Ball State’s student-run Busted Space Theatre Company will be producing its first full-length show, “Mr. Burns: a post-electric play.”
The play delves into the ways that “the human race tells stories and how we keep out humanity in a crisis” by following a group of survivors after a nuclear melt-down, said senior theatre management major Bob Prescott.
Prescott is the director for the show and managing director of Busted Space. In the play, a small band of people find themselves sitting around a campfire during the apocalypse, trying to remember a particular episode of “The Simpsons.”
“Right after a disaster, the focus is on how to survive, but later, it’s on how do we rebuild and make a new normal,” said Ru Weller-Passman, a senior playwriting major and dramaturge for the show. “How do we make a new culture again and get back those things that aren’t necessary for survival but are necessary for being human?”
Both Weller-Passman and Prescott have been members of Busted Space since their freshman year at Ball State. It is the first time their organization has put on a full-length production, and there have been adjustments for everyone involved. Prescott said the process of putting this production together has been very different than what they are used to.
“A lot of what we usually do as an organization is produce our own work, but with the full production of 'Mr. Burns,' this is new territory,” he said.
Their first foray into this “new territory” includes creative directing decisions on the part of Prescott.
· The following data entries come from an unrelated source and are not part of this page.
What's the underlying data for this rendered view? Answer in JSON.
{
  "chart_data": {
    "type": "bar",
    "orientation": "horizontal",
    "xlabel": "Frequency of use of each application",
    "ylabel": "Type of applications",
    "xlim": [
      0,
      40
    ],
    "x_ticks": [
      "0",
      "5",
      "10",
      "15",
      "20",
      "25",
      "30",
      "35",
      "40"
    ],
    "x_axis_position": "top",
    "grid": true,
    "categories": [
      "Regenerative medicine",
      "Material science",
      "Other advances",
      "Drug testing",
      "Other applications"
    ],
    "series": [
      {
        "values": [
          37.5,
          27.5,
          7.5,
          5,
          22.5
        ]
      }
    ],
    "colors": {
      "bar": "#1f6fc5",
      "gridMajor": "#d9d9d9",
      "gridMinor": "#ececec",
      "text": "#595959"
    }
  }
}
Seven years after the disaster, that same group of survivors is performing the “The Simpsons” episode across the country for entertainment. Prescott decided to interpret the survivor’s act of traveling around the country as a desperate search for their friends and family who might have survived.
Seventy-five years after the group became an acting troupe, the same script the characters started working on that night around the campfire has been transformed into a huge musical theatre number, complete with references to contemporary songs, including Beyonce’s "Single Ladies," the "Scooby-Doo" theme song and Eminem’s "Lose Yourself."
“We are experiencing their reality through the perspective of the episode,” said Prescott. “The show is about experiencing our humanity through our media and how that reflects back on us as a culture.”
Act three takes place long after the events in act one and the results are interesting, said Kelley Johnson, a junior theatrical studies major who plays Quincy and Bart Simpson in the production.
“Act three is a warped recreation of one of the episodes of "The Simpsons" that the other characters were trying to remember in act one,” Johnson said. “It's 80-ish years after act I, so interpretations and visuals and characters and everything are twisted.”
Left up to the interpretation of Busted Space, part of the script was a medley in act two which isn’t provided in the original script. Instead, the cast and crew held a couple of rehearsals to put together a song of recognizable tunes, including “Who Let the Dogs Out?,” “What Does the Fox Say?,” “Bang Bang” and others. Putting the medley together was one of the most fun aspects of the production process, Prescott said.
“We were really confused at first [that the medley was not included in the script], but then we dove in and had a great time.” he said. “It was so great to work in a completely different world for a few rehearsals from this grim, dark, apocalyptic nightmare, to come together and build something so entertaining.”
Weller-Passman said the main message of the show for her is that storytelling is a human experience.
“Ultimately, the way that we get through anything is by telling stories,” she said. “These characters who have all lost something, someone — multiple someones — put this story together that brings them together and helps them rebuild after this terrible thing that’s happened.”
“Mr. Burns” may be a new type of show for Busted Space, but Prescott and Weller-Passman are still working to keep the values of their group present throughout the process.
“Every time we do an existing show, we try to do it in an innovative way that ‘busts the space,’ so to speak,” Prescott said.
They have actually manipulated the literal space in which the show will be performed: the first act will take place with the audience members’ chairs on the stage with the actors, act two has them move their own chairs to a different area of the ballroom, and act three returns to the stage with the audience in their traditional place in front of it.
Despite these methods of manipulating the space, Prescott said that audience members familiar with Ball State theatre productions will encounter an intimate experience similar to what they would find in Strother Studio Theatre.
The goal from now on is for Busted Space to produce one full show each semester, in addition to their yearly staples like the “Let’s Talk About” series and the “Gender Bender” cabaret show, Prescott said.
Cost of admission is $3, but Busted Space is not looking to make a profit off of this show. Proceeds will go toward departmental scholarships for students.